Drivers

Why "authenticate" a product? It takes time, costs money, it's hard to quantify the benefits, and its inconvenient.

When you stop to consider these questions, you realize that there needs to be a Driver. Some reason that tips a company over the edge to take the time, effort and cost to make it happen. Probably the easiest way to rank these is to think along two axes, one being urgency and the other being the magnitude of risk.

The easiest driver to understand, and the most urgent, is regulatory. Pharma companies will be spending millions on serialization over the next couple of years, not just because they think its the right thing to do, but because governments have required it. And when a regulatory driver is present, the cost goes from being a "hard to quantify" to a "cost of doing business".

Next is a legal driver. IMO, actual or potential liability & litigation for the effects of a counterfeit product is a much stronger motivator than even the threat of the loss of sales, profits or brand image. It's really hard to quantify how much these issues effect a company, and there's no requirement to report them, but a negative verdict in a liability action almost invariably becomes public, along with the damages awarded.

Finally, value based drivers (loss of sales, profits and/or image) are the ones we're most familiar with, and hear about most often. But they are the hardest to quantify, both on the front and the back end. 

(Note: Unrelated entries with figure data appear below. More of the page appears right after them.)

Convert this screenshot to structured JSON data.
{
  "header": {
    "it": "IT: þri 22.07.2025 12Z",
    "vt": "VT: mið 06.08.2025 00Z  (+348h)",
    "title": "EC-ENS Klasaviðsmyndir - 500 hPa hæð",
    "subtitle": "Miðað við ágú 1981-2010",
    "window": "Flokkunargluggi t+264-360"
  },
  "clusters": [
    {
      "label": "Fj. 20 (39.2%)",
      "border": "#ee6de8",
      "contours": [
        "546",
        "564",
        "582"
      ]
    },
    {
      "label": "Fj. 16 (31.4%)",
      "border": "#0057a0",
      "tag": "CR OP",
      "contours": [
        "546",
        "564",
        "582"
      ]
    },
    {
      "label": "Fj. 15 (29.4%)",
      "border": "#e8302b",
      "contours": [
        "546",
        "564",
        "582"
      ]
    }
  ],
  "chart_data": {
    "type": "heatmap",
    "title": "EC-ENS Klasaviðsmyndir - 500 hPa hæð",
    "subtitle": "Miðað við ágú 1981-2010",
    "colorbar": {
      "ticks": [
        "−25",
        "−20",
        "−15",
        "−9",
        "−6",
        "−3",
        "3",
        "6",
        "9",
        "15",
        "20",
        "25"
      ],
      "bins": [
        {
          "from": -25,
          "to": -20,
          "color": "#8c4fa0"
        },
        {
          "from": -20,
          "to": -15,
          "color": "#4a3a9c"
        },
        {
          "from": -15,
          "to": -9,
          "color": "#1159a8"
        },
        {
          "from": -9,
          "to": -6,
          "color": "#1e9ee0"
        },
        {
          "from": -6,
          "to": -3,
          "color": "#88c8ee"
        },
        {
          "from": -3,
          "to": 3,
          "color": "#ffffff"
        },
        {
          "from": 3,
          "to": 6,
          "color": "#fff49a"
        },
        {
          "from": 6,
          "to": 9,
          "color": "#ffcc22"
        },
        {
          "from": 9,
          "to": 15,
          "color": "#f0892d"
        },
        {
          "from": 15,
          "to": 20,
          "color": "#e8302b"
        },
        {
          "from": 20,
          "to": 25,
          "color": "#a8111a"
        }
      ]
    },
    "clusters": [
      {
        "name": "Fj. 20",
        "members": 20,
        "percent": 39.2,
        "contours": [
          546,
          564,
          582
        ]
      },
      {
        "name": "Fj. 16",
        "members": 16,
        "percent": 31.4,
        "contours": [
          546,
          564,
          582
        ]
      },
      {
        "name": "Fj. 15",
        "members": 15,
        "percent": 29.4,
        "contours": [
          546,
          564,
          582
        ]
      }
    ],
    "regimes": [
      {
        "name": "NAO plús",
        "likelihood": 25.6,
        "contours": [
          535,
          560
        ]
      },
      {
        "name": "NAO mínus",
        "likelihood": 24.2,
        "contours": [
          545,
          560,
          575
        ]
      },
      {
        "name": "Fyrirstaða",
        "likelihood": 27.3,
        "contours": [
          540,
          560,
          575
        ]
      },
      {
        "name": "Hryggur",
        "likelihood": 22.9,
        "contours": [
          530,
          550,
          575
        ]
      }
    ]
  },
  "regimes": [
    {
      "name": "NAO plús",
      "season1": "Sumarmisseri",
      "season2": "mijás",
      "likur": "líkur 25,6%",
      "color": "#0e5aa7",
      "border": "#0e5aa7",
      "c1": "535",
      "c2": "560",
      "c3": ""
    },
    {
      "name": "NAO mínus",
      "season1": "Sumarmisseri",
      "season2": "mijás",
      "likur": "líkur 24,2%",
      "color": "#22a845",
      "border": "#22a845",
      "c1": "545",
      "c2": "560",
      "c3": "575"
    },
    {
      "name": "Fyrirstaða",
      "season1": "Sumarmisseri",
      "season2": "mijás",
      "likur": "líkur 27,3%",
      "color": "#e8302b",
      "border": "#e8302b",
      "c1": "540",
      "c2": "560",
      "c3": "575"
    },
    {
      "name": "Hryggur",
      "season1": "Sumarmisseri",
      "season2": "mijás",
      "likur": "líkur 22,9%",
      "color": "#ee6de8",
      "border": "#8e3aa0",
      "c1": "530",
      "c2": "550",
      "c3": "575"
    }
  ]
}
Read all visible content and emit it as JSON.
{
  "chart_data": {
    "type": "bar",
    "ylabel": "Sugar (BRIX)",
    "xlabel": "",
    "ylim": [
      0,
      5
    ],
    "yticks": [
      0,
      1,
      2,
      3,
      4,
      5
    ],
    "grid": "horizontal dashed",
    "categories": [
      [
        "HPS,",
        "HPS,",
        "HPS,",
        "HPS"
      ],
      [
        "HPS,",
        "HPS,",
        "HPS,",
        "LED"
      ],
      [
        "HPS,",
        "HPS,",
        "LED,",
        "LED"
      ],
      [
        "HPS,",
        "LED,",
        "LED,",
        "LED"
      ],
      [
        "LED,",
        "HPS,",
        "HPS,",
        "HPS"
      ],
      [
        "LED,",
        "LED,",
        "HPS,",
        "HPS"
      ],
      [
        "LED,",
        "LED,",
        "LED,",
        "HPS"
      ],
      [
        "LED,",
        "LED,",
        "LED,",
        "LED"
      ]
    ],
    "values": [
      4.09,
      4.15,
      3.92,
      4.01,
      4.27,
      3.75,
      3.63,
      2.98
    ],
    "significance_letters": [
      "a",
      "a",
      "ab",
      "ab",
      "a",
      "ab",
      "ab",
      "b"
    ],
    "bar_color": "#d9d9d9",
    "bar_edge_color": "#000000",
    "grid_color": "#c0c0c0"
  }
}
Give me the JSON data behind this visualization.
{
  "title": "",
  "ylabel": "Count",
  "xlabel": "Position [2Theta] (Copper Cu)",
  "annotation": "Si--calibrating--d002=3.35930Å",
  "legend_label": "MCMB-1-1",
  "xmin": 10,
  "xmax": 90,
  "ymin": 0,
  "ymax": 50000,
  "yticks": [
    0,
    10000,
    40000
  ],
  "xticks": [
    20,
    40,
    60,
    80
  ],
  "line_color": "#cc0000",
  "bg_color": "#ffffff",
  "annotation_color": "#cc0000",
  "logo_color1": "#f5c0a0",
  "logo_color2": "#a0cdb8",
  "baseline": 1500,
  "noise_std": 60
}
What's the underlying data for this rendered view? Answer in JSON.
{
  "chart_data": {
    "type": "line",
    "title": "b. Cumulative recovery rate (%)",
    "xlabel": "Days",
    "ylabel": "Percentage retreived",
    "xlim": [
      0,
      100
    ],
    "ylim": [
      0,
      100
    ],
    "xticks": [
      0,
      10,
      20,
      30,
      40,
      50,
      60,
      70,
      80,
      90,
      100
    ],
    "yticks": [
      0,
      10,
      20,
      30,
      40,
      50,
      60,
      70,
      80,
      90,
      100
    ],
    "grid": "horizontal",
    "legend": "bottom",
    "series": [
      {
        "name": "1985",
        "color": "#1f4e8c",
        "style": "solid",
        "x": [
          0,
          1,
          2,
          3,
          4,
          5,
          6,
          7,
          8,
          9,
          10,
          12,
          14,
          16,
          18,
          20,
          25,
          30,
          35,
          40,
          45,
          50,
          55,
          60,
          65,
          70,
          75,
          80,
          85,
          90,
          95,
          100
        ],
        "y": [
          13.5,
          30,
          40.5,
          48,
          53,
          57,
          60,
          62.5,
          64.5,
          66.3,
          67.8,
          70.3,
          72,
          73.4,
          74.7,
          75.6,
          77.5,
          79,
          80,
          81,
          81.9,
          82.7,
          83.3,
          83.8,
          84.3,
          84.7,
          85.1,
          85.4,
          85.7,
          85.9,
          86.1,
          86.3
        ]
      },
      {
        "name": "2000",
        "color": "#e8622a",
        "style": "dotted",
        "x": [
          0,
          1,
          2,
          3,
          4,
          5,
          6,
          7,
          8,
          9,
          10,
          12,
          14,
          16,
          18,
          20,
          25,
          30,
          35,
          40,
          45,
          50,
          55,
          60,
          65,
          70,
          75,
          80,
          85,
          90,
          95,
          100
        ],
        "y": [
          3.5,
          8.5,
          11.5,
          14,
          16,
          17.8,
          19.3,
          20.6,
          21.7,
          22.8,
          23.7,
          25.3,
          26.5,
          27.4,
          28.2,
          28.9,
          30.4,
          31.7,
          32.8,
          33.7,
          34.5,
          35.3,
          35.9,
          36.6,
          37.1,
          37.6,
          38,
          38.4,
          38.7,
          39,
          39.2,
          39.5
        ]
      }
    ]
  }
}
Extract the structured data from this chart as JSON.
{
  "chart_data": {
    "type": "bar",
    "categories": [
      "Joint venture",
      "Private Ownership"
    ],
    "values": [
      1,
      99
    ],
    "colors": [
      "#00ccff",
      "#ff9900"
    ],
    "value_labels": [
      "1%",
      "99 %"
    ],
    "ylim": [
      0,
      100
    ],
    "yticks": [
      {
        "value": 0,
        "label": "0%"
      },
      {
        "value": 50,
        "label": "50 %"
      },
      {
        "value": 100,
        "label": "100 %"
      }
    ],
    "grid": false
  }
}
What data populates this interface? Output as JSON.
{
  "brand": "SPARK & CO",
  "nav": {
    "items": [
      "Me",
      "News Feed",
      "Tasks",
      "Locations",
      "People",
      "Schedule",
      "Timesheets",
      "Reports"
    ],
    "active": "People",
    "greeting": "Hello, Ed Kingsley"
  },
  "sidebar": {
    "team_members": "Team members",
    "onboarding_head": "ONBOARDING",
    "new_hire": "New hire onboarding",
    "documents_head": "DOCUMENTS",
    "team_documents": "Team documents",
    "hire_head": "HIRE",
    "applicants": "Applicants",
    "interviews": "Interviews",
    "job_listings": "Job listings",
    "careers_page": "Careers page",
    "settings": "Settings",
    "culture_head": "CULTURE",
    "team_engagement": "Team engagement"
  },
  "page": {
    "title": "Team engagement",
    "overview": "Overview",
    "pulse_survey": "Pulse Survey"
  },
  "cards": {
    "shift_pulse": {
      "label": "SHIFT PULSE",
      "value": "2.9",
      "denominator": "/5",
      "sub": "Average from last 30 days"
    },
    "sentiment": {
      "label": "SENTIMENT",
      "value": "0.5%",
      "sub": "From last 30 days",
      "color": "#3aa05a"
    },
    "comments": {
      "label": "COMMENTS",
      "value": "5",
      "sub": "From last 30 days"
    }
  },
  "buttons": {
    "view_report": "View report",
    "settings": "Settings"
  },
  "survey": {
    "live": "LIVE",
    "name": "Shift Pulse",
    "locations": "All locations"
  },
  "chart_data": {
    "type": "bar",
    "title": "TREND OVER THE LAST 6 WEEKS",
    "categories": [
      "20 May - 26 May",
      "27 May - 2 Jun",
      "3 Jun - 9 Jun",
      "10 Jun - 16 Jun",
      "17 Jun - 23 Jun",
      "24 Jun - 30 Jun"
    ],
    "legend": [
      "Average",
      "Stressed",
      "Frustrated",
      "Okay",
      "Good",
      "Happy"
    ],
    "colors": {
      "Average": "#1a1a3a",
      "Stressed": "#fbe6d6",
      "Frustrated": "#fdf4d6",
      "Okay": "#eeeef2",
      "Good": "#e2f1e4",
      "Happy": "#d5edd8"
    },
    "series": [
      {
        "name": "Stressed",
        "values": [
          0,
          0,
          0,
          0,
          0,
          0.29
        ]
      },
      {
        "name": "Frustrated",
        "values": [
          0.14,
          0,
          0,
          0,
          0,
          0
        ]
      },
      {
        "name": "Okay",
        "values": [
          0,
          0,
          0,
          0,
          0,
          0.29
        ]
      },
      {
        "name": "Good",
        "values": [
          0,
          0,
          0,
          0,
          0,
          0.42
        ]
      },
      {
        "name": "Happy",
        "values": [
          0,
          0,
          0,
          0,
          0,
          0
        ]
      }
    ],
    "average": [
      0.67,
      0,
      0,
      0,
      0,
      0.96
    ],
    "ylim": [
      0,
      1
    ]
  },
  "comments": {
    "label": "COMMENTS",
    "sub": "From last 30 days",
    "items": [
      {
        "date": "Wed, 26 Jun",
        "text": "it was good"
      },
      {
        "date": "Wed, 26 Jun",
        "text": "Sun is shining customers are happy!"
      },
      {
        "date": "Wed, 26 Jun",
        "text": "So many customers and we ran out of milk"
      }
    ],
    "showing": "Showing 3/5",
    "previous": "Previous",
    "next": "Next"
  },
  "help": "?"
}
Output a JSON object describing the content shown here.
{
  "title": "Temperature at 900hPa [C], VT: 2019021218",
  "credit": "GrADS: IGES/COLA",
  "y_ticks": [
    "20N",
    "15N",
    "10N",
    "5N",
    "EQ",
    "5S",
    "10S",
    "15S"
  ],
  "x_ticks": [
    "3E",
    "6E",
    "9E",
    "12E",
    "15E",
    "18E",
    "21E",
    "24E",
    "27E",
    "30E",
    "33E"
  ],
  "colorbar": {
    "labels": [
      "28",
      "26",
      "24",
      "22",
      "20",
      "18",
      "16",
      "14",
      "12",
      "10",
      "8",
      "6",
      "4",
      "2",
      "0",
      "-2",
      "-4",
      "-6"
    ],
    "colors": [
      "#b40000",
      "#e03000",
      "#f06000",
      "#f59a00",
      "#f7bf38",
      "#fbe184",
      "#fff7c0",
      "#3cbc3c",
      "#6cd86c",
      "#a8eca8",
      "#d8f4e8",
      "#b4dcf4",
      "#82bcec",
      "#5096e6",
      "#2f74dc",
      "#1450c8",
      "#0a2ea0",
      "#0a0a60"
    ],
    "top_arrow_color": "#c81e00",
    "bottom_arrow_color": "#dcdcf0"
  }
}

Hard to value what you should spend, when you don't know what it's costing you, or what the return will be. 

 

Is Serialization Authentication?

In discussions I've had with colleagues over the years, the question has often been asked as to whether or not serialization can be a legitimate form of authentication? The arguments against it usually revolve around the fact that since serialization media are printed on existing labels or packaging, they can be, and usually are, easily copied, as opposed to physical authentication technologies whose core being revolves around being hard to copy. 

IMO, this misses the point. The issue isn't whether or not a particular technology is harder to copy than another, its about whether or not any technology is usedtrusted and sanctioned by the issuers & audiences that need to rely on it.

Like it or not, serialization is increasingly being seen as a primary, and sometimes the sole, means of authentication, just look at the DQSA here in the US and the European Pharma serialization requirements which are pending.

I think the question should be; Will serialization = authentication?

What do you think? Let me know.

Inconsistent

What does it mean to authenticate something, or someone? How do we know when something is authentic (when to trust)? Who tells us what we must do, and when we have (or they have) determined its OK?

IMO, one of the biggest challenges to developing and implementing effective authentication systems has always been the fact that the thresholds & process for determining authenticity vary so greatly between different products and contexts. Think about:

  • The TSA person checking you out at the airport to let you board the plane
  • The store clerk accepting your credit card for payment
  • The pharmacist filling your prescription

In each of these situations, the criteria, the tools and the process for checking those tools varies widely. And most importantly, the threshold for being able to say "this is OK" varies as well. 

Hard to find the right technology to trust when the game changes so much.